Cobrança - PCJ
O Comitê das Bacias Hidrográficas dos rios Piracicaba, Capivari e Jundiaí - Comitê PCJ - foi o segundo comitê a implementar a cobrança pelo uso da água em rios de domínio da União. A cobrança foi estabelecida após a consolidação de um grande pacto entre os poderes públicos, os setores usuários e as organizações civis representadas no âmbito dos Comitês PCJ para a melhoria das condições relativas à quantidade e à qualidade das águas da Bacia.
Quando começou e quem paga pelo uso da água?
A cobrança pelo uso da água nas Bacias PCJ teve início em janeiro de 2006. Estão sujeitos à cobrança os usos de água localizados em rios de domínio da União das Bacias PCJ, ou seja, nos rios Atibaia, Camanducaia, Jaguari, Piracicaba e outros.
Os usos considerados para a cobrança são aqueles constantes dos cadastros da ANA, DAEE, CETESB, IGAM e FEAM, que foram confirmados ou alterados pelos usuários no processo de regularização de usos.

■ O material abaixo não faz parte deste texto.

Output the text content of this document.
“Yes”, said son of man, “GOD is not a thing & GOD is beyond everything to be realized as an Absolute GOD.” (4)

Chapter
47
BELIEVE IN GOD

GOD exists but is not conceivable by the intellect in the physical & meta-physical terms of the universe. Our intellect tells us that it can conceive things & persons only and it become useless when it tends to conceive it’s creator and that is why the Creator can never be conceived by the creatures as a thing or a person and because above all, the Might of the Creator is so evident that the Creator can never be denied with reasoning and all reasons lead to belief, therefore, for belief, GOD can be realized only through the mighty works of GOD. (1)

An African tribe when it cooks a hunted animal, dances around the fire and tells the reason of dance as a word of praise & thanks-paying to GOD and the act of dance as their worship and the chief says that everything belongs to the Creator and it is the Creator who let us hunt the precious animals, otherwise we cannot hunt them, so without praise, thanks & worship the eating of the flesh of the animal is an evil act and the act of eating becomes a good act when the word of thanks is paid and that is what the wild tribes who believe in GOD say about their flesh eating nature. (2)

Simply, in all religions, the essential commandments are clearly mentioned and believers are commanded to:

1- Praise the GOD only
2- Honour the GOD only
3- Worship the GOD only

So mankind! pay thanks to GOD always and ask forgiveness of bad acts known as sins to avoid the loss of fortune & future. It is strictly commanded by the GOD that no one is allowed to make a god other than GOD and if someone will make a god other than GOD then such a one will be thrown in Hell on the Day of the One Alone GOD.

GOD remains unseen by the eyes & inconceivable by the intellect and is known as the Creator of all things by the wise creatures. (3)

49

Os usuários que não se cadastraram neste processo estão ilegais e sujeitos às penalidades previstas em lei.
Os usos de recursos hídricos em rios de domínio dos Estados de São Paulo e Minas Gerais estão sujeitos ao que estabelecem as leis estaduais: em SP a Lei nº 12.183, de 29/12/2005; e em MG no Decreto nº 44.046, de 13/06/2005.
Qual o impacto sobre os usuários pagadores?
Os valores pagos pelos usuários foram discutidos e estudados no âmbito dos Comitês PCJ, de forma a não causar impactos significativos nos custos dos usuários.
Para onde vão os recursos financeiros arrecadados?
Os recursos financeiros arrecadados em rios de domínio da União pela ANA são repassados integralmente a Agência das Bacias PCJ.
O que é feito com os recursos da cobrança pelo uso da água?
Os recursos financeiros da cobrança são aplicados na região onde foram arrecadados com base nos programas, projetos e obras previstos no Plano de Bacias aprovado pelos Comitês PCJ. O Plano consiste em um programa de ações e investimentos para a conservação, recuperação e preservação dos recursos hídricos.
O processo de seleção dos projetos prioritários, serviços e obras a serem beneficiados com os recursos da cobrança, sob critérios técnicos aprovados pelos Comitês PCJ, é conduzido pela Fundação Agência das Bacias PCJ, assim como o repasse dos recursos e a fiscalização da execução das ações.
Quanto é cobrado?
A cobrança aplica-se à captação, ao consumo e ao lançamento dos recursos hídricos utilizados, de acordo com os usos declarados e consolidados e com os mecanismos previstos nas deliberações dos Comitês PCJ. Os preços públicos unitários aprovados pelo Comitê PCJ são apresentados na tabela a seguir.
|
Tipo Uso |
Unidade |
Valor |
|
Captação de água bruta |
R$/m3 |
0,01 |
|
Consumo de água bruta |
R$/m3 |
0,02 |
|
Lançamento de carga orgânica DBO5,20 |
R$/kg |
0,10 |
|
Transposição de bacia |
R$/m3 |
0,015 |
Estes valores, no entanto, obedeceram uma progressividade aprovada pelos Comitês PCJ, foi cobrado 60% destes valores em 2006, 75% em 2007 e em 2008 foi cobrado o valor integral.